Integral of Maxwell-Boltzmann

[Monty Hall]

I'm reading http://www.ndsu.edu/fileadmin/physics.ndsu.edu/Wagner/LBbook.pdf (pg 12, 3.2.2) about the lattice Boltzmann method. I'm speaking of his specfic form of the Maxwell-Boltzman and his claim that the integral of equilibrium distribution is equal to n

$$\int f^0 = n$$

$$f^0(v)=\frac{n}{(2\pi\theta)^{3/2}}e^{-(v-u)^2/2\theta}$$

But when I use gaussian integrals I don't get n but rather $$\frac{n}{2\pi\theta}$$. What am I missing?

 

[zhermes]

From a quick glance, your answer seems correct; if the integral was to be just n, then the leading denominator would have to be

$$\sqrt{2 \pi \theta}$$

 

[Monty Hall]

Thanks for your reply. When I look at the wikipedia version of the maxwell-boltzman, I see they do a triple integral over basically the same equation, there I get N. From how the author wrote the equation, there was no indication that he was speaking of velocity and not speed like bold face or overarrows. Plus it doesn't help that I'm not familiar with statistical mechanics either).

 

[zhermes]

That makes sense; poor form that they didn't make that more clear--either they should have had all 3 serifs, or vectors over their velocities or something.

 

[CellCoree]

Thank you for sharing your thoughts on the integral of Maxwell-Boltzmann and its relationship to the lattice Boltzmann method. It is important to note that the integral of the equilibrium distribution is indeed equal to n, as stated in your quote. However, it is also important to consider the assumptions and conditions that are necessary for this to hold true.

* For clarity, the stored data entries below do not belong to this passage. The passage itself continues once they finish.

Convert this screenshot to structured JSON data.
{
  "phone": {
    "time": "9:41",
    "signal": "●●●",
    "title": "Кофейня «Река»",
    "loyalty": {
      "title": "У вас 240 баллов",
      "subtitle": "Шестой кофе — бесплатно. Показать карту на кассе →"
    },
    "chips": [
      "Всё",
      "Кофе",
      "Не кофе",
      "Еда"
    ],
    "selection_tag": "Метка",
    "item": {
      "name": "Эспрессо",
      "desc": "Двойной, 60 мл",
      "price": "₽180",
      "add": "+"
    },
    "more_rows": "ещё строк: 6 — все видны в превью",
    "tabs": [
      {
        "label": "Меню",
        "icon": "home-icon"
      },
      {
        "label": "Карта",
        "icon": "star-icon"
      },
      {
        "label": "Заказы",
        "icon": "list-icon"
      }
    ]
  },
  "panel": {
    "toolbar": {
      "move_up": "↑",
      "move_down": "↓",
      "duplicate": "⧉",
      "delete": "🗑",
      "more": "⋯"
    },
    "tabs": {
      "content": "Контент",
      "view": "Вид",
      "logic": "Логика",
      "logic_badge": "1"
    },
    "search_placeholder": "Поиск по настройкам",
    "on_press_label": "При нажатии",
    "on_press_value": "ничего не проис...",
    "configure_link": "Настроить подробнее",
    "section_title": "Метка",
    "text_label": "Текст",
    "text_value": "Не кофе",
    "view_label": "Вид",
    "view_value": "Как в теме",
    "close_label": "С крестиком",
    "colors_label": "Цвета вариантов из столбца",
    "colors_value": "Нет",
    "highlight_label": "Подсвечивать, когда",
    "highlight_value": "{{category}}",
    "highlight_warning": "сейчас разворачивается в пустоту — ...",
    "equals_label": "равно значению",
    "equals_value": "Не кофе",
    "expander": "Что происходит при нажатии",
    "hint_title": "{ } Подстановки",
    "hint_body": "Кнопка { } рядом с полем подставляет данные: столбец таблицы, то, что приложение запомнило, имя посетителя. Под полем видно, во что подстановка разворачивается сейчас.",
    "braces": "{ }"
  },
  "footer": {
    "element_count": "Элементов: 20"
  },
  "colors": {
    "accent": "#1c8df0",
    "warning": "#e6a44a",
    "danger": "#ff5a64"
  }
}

The Maxwell-Boltzmann distribution is a probability distribution that describes the speed of particles in a gas at equilibrium. It assumes that the particles are non-interacting and that the system is in thermal equilibrium. In the context of the lattice Boltzmann method, this distribution is used to model the behavior of fluid particles in a lattice grid.

The integral of the Maxwell-Boltzmann distribution, as shown in your quote, is indeed equal to n. However, this is only true if the integral is taken over the entire velocity space, which is from -∞ to +∞. When using Gaussian integrals, it is important to note that the integral is taken from 0 to +∞. This is because the Maxwell-Boltzmann distribution is only valid for positive velocities.

So, when you use Gaussian integrals to calculate the integral of the Maxwell-Boltzmann distribution, you are only considering a portion of the velocity space and not the entire distribution. This is why you are getting \frac{n}{2\pi\theta} instead of n.

In summary, the integral of the Maxwell-Boltzmann distribution is equal to n, but this is only true if the integral is taken over the entire velocity space. When using Gaussian integrals, it is important to consider the limits of integration and the assumptions of the Maxwell-Boltzmann distribution. I hope this helps clarify any confusion.